How not to learn Spanish: Building too much stuff, not studying enough

Postby **emk** » Sat Mar 09, 2024 6:35 pm

MorkTheFiddle wrote:After my post yesterday I tried using the Windows Ubuntu app. The process still did not succeed, but at least Ubuntu gave me an error message clearly laying the blame on the lack of a certificate.

I suspect that in order to substudy working on Windows, we'll need someone familiar with either the Windows Console or Powershell. Substudy.exe is a normal Windows command-line app (not an Ubuntu app, or a MinGW app), and it requires a working ffmpeg install.

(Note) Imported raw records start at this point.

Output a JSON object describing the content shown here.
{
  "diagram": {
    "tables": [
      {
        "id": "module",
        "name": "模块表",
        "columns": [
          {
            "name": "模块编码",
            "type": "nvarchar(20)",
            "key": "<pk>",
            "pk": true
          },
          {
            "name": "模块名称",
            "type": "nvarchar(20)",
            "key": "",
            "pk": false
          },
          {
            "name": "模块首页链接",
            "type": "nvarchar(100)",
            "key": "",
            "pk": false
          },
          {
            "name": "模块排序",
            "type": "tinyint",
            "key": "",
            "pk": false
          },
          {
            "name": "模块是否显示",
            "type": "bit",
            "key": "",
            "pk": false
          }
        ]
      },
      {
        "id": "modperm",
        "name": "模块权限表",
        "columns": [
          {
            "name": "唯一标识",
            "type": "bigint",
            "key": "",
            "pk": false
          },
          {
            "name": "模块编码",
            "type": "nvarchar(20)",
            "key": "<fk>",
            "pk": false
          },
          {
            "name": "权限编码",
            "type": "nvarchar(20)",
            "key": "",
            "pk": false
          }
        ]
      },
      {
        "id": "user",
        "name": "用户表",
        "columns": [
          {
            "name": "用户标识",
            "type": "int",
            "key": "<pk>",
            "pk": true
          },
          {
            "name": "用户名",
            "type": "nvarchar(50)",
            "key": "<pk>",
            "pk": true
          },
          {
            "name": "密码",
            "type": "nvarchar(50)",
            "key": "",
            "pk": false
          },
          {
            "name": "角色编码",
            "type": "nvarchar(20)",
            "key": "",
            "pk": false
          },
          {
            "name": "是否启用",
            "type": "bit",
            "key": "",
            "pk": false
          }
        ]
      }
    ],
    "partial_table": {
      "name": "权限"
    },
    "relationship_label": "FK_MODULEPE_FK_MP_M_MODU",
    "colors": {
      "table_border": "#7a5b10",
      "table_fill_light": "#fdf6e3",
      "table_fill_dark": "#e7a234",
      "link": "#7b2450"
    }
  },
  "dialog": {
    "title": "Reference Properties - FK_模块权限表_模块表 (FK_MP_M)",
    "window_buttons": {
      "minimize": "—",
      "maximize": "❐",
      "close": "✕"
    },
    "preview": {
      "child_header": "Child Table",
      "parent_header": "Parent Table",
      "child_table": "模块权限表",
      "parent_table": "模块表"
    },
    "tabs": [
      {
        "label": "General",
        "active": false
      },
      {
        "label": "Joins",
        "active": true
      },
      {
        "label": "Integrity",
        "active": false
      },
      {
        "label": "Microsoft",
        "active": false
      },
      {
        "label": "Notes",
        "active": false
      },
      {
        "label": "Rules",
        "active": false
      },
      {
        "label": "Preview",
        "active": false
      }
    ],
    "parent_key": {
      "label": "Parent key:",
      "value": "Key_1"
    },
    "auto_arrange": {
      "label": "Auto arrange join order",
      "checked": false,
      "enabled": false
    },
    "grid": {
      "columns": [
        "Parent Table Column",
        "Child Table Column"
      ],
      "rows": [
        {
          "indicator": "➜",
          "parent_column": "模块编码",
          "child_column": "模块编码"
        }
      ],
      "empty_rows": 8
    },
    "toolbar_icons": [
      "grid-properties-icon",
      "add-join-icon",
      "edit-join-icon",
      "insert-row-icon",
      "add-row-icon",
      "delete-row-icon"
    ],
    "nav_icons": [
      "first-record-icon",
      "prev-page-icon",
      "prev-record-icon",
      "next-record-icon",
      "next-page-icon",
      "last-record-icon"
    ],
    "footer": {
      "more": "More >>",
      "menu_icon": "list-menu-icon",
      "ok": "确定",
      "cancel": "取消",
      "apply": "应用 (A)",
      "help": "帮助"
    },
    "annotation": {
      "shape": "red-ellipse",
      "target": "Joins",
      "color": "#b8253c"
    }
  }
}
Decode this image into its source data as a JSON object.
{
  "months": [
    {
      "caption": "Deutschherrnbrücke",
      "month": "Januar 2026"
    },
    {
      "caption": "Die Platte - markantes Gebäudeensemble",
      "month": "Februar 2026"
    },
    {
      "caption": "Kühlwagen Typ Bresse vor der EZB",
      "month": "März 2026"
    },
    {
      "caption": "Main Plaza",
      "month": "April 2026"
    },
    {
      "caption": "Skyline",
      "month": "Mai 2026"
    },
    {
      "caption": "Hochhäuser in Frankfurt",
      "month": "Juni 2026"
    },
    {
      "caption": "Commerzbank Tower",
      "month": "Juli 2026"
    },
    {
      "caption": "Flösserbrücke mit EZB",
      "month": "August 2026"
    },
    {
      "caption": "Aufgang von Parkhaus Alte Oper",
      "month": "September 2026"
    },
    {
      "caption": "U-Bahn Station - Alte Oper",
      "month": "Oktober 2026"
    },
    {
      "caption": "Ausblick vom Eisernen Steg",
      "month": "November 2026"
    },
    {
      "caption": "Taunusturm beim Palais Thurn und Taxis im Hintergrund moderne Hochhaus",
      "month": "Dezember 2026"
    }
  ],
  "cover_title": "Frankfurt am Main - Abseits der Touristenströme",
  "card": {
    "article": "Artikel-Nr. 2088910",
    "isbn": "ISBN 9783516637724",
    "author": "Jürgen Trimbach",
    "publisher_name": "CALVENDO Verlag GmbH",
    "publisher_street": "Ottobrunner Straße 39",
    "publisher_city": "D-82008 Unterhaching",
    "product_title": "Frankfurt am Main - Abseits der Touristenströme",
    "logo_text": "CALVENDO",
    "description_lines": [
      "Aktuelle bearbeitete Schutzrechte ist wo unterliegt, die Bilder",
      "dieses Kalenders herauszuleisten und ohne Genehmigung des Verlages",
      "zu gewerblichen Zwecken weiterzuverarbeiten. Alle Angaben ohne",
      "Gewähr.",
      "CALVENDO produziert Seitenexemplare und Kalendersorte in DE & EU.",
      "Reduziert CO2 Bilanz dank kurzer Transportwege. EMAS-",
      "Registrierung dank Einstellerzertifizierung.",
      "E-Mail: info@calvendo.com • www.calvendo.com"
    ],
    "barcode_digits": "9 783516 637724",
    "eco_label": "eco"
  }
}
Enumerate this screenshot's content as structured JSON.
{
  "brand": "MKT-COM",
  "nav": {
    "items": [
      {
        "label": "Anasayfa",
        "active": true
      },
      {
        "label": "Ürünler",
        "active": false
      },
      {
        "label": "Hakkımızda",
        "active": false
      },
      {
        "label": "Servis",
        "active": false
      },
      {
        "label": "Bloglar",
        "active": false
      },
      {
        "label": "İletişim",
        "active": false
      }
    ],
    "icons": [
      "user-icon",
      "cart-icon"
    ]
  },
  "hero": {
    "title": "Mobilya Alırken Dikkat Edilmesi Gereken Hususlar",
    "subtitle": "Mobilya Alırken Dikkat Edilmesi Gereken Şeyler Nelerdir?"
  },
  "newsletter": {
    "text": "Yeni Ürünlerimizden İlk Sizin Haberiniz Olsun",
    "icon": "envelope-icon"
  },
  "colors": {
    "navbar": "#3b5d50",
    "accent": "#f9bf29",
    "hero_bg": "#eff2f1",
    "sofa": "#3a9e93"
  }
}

I can see that substudy works on Windows, because the command-line test harness actually manages to run it on Windows, and it sees the expected output. But that happens on a Windows test server in the cloud, and I can't access it directly.

Unfortunately, I can't turn the test harness setup into step-by-step instructions. So sadly, I think we'll need to wait to see whether someone makes a walkthrough video.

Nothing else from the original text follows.